Many of the senior scientists at the conference are interested in the next frontier in biology. They asserted that the years 1990-2010 were the era of genomics, and the years 2010-2020 will be the years of  “pangenomics.”  The pangenome describes the whole universe of possible genes that might be available to an organism, and thus the possible functions or traits that an organism might be able to adopt. In bacteria, these can be acquired via horizontal gene transfer or viral transduction. The incredible conclusion thus far is that the entire prokaryotic pangenome may include only one million genes. Sure, that may sound like a lot of genes, but remember that bacteria and archaea have been evolving for 3.5 billion years!

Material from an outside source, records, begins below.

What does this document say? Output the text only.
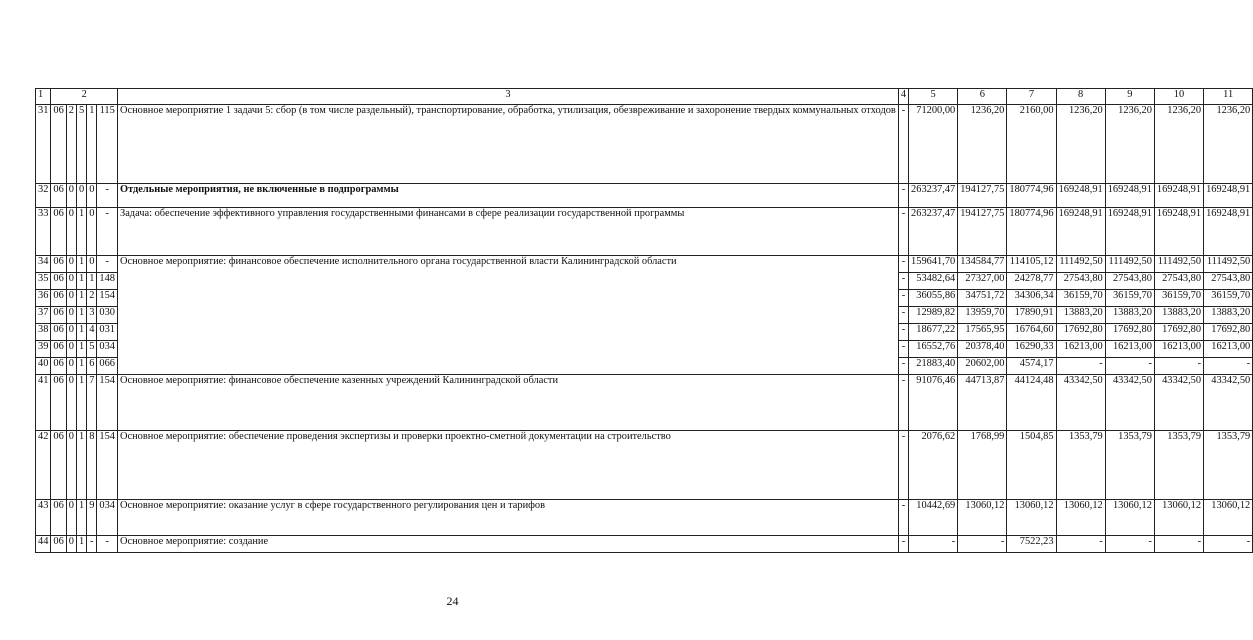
1	2					3	4	5	6	7	8	9	10	11
31	06	2	5	1	115	Основное мероприятие 1 задачи 5: сбор (в том числе раздельный), транспортирование, обработка, утилизация, обезвреживание и захоронение твердых коммунальных отходов	-	71200,00	1236,20	2160,00	1236,20	1236,20	1236,20	1236,20
32	06	0	0	0	-	Отдельные мероприятия, не включенные в подпрограммы	-	263237,47	194127,75	180774,96	169248,91	169248,91	169248,91	169248,91
33	06	0	1	0	-	Задача: обеспечение эффективного управления государственными финансами в сфере реализации государственной программы	-	263237,47	194127,75	180774,96	169248,91	169248,91	169248,91	169248,91
34	06	0	1	0	-	Основное мероприятие: финансовое обеспечение исполнительного органа государственной власти Калининградской области	-	159641,70	134584,77	114105,12	111492,50	111492,50	111492,50	111492,50
35	06	0	1	1	148		-	53482,64	27327,00	24278,77	27543,80	27543,80	27543,80	27543,80
36	06	0	1	2	154		-	36055,86	34751,72	34306,34	36159,70	36159,70	36159,70	36159,70
37	06	0	1	3	030		-	12989,82	13959,70	17890,91	13883,20	13883,20	13883,20	13883,20
38	06	0	1	4	031		-	18677,22	17565,95	16764,60	17692,80	17692,80	17692,80	17692,80
39	06	0	1	5	034		-	16552,76	20378,40	16290,33	16213,00	16213,00	16213,00	16213,00
40	06	0	1	6	066		-	21883,40	20602,00	4574,17	-	-	-	-
41	06	0	1	7	154	Основное мероприятие: финансовое обеспечение казенных учреждений Калининградской области	-	91076,46	44713,87	44124,48	43342,50	43342,50	43342,50	43342,50
42	06	0	1	8	154	Основное мероприятие: обеспечение проведения экспертизы и проверки проектно-сметной документации на строительство	-	2076,62	1768,99	1504,85	1353,79	1353,79	1353,79	1353,79
43	06	0	1	9	034	Основное мероприятие: оказание услуг в сфере государственного регулирования цен и тарифов	-	10442,69	13060,12	13060,12	13060,12	13060,12	13060,12	13060,12
44	06	0	1	-	-	Основное мероприятие: создание	-	-	-	7522,23	-	-	-	-
24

This area is just developing, but there was a lot of enthusiasm about how ecology may constrain functional radiations, and the implications for cell immunity – for instance, whether individual cells can combat cancerous mutations or viral invasions.

Even though many of the physicists and chemists at the conference were engaged in theoretical research, most of them saw direct application of their work to medical and societal problems. The talks alternated between models of so-called “fitness flux”, to the philosophy of the origin of life, to new approaches to combating HIV and antibiotic resistance. This is the frontier of science, being navigated by interdisciplinary researchers from all over the world. I am incredibly grateful to the IQBiology program for my interdisciplinary education to allow me to be on the leading edge of the cutting-edge.